• living-donor liver transplantation;
  • primary biliary cirrhosis;
  • primary sclerosing cholangitis;
  • recurrence

Although there was some initial controversy, there is now a consensus that primary biliary cirrhosis (PBC) does indeed recur in both cadaveric and living donated allografts. Recurrence rate after deceased donor liver transplantation (LT) was reported to be 10.9–23% at 5 years. In the present study, we reviewed 221 PBC patients who underwent living-donor liver transplantation (LDLT) in Japan. The 5-year overall survival rate was 79%, and the rate of recurrence based on histological findings was 10% (7/70) after a median time of 36 months. Primary immunosuppression, withdrawal of corticosteroids and human leukocyte antigen matches were not associated with the recurrence. Recurrent PBC appears to have little impact on graft function and survival, but this may become a greater problem with longer follow up.

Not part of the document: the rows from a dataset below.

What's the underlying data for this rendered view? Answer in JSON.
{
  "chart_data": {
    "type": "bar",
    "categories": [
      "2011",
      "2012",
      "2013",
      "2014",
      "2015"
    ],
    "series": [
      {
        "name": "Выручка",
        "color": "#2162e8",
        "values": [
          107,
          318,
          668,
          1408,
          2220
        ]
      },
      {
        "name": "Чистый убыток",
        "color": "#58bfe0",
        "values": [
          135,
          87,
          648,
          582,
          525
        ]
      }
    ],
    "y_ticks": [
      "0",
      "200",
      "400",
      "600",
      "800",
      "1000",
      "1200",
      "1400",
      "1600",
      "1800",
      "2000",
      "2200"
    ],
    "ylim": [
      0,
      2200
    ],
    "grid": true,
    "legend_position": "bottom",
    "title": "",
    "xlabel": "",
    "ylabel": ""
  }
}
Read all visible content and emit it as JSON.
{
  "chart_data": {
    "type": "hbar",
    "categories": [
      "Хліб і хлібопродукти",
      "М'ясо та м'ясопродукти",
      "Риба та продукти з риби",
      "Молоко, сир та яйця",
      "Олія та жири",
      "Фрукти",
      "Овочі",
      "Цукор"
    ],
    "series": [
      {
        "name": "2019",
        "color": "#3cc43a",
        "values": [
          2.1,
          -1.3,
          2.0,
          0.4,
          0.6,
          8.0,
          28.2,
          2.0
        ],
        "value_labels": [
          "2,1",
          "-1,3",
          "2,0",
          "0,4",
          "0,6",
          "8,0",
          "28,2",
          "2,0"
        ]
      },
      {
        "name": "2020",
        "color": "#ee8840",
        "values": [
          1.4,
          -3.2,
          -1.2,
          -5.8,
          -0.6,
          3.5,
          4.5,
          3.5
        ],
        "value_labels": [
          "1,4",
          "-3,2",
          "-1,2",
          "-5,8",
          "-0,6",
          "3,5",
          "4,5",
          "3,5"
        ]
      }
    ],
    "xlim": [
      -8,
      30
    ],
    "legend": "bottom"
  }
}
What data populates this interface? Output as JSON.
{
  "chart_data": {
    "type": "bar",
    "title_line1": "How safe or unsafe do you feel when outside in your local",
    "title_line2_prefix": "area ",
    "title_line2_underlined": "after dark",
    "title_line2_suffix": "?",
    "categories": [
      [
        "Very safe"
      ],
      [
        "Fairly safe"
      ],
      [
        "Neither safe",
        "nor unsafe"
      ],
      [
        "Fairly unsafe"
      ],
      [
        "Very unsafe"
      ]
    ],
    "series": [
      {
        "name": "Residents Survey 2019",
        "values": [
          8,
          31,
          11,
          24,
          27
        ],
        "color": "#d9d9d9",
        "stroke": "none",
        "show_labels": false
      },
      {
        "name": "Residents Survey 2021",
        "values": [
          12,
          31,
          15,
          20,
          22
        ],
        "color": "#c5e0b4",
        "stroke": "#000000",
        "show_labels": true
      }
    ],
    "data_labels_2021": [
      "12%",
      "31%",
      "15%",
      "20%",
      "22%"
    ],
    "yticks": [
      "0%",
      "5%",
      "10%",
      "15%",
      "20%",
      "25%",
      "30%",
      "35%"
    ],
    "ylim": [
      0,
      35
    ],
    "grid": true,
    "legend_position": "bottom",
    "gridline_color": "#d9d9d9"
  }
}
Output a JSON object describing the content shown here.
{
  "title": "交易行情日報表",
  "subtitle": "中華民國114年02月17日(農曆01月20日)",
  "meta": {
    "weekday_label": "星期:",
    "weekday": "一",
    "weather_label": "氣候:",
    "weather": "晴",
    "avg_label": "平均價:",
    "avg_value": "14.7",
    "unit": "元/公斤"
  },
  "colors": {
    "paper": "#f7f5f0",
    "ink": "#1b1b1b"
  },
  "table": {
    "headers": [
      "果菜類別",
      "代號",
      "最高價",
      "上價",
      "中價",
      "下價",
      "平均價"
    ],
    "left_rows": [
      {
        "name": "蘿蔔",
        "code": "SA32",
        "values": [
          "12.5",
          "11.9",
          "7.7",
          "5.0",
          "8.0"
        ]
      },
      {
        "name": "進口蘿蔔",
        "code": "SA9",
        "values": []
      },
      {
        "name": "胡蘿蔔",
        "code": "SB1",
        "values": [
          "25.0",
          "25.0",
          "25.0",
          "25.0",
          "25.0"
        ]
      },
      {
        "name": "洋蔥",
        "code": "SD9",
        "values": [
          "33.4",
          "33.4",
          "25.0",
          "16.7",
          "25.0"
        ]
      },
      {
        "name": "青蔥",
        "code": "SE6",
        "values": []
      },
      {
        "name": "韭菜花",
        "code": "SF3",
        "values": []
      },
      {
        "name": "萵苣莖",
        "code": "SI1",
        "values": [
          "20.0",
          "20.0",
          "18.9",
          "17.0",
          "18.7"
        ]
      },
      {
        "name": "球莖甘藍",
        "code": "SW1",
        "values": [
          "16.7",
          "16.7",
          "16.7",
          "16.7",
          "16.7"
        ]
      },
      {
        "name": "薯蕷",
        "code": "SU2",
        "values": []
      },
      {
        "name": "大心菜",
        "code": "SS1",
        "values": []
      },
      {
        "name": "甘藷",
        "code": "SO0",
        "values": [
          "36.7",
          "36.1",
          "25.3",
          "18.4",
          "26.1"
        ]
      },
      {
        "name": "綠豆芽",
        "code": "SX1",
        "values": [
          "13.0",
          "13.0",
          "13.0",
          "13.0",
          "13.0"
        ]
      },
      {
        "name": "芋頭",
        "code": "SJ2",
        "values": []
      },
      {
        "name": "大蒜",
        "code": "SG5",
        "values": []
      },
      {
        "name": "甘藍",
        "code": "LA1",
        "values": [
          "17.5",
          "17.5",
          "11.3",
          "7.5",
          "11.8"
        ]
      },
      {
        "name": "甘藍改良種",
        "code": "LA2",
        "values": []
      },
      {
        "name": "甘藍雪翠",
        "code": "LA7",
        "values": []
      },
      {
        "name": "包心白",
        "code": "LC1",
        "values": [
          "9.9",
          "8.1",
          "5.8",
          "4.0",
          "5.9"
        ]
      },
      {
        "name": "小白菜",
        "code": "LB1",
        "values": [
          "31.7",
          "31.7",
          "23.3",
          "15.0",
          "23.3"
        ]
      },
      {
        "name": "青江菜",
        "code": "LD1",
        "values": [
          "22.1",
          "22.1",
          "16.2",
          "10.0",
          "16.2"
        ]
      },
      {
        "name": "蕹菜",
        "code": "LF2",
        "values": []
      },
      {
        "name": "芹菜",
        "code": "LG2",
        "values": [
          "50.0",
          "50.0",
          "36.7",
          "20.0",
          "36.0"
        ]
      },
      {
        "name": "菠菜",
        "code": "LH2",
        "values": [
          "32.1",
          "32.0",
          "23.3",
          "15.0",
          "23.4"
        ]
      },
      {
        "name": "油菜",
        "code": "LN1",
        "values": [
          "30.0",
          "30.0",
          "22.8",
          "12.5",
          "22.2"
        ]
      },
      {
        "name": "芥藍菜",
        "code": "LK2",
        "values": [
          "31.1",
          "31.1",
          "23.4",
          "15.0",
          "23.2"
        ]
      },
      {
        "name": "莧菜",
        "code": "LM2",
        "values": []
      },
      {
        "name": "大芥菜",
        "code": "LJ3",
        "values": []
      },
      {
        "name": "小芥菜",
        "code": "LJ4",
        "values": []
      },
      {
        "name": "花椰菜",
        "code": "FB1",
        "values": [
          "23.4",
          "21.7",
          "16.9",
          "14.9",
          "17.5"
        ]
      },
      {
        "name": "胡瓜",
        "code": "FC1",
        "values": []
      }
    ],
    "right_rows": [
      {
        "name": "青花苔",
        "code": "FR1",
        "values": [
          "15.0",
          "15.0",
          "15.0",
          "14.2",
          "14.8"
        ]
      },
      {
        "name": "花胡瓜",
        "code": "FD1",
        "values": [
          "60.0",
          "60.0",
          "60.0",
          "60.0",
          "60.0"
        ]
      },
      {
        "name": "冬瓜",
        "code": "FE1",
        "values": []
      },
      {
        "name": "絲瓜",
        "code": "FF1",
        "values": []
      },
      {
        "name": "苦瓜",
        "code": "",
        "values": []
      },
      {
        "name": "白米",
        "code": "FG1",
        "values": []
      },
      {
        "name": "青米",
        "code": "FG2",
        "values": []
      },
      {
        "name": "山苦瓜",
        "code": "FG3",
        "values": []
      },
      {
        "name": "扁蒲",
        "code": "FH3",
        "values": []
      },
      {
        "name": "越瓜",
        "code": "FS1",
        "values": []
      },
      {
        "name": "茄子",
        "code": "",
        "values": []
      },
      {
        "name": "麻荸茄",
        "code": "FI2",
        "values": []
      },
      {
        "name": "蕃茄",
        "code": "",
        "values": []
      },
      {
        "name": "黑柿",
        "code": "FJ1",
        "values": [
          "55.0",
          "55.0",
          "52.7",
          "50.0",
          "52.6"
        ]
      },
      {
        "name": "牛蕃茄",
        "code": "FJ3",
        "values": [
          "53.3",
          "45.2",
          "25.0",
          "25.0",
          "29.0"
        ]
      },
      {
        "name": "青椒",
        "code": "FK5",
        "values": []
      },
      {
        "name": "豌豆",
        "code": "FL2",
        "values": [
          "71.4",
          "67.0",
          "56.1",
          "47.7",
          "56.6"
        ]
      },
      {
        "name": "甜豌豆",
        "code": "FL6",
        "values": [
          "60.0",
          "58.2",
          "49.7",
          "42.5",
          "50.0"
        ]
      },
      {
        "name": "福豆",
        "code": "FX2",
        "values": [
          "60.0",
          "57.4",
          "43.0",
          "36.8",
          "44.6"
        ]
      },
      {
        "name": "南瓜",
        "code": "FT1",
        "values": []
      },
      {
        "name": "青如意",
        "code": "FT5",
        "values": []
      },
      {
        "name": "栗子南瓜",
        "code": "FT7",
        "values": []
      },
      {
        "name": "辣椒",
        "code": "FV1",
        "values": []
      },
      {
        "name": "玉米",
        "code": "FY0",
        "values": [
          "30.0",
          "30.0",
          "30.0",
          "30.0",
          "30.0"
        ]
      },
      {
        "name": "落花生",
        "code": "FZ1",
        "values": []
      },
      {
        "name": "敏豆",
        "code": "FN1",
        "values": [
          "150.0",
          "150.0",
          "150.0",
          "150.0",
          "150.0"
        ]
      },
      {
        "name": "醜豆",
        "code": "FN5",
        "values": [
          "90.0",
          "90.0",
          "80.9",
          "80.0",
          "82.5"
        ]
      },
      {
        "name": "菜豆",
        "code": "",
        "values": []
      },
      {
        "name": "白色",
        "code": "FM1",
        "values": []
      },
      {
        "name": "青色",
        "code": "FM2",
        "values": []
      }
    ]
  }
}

It is noteworthy that the 10-year survival of primary sclerosing cholangitis (PSC) patients who underwent LDLT wasfound to be only 39.1% in Japan, whereas that of PBC was 72.9%. Factors associated with the poor prognosis include biliary strictures, hepatobiliary and colorectal malignancies, and recurrence of PSC. In our study, we reviewed 66 patients with PSC who underwent LDLT in Japan. The 5-year survival rate was 72%, and the rate of recurrence diagnosed on histological and cholangiographic findings was 25% (11/44). Well-defined diagnostic criteria and longer studies are required to characterize the nature of recurrent PSC and its impact on graft survival in more detail.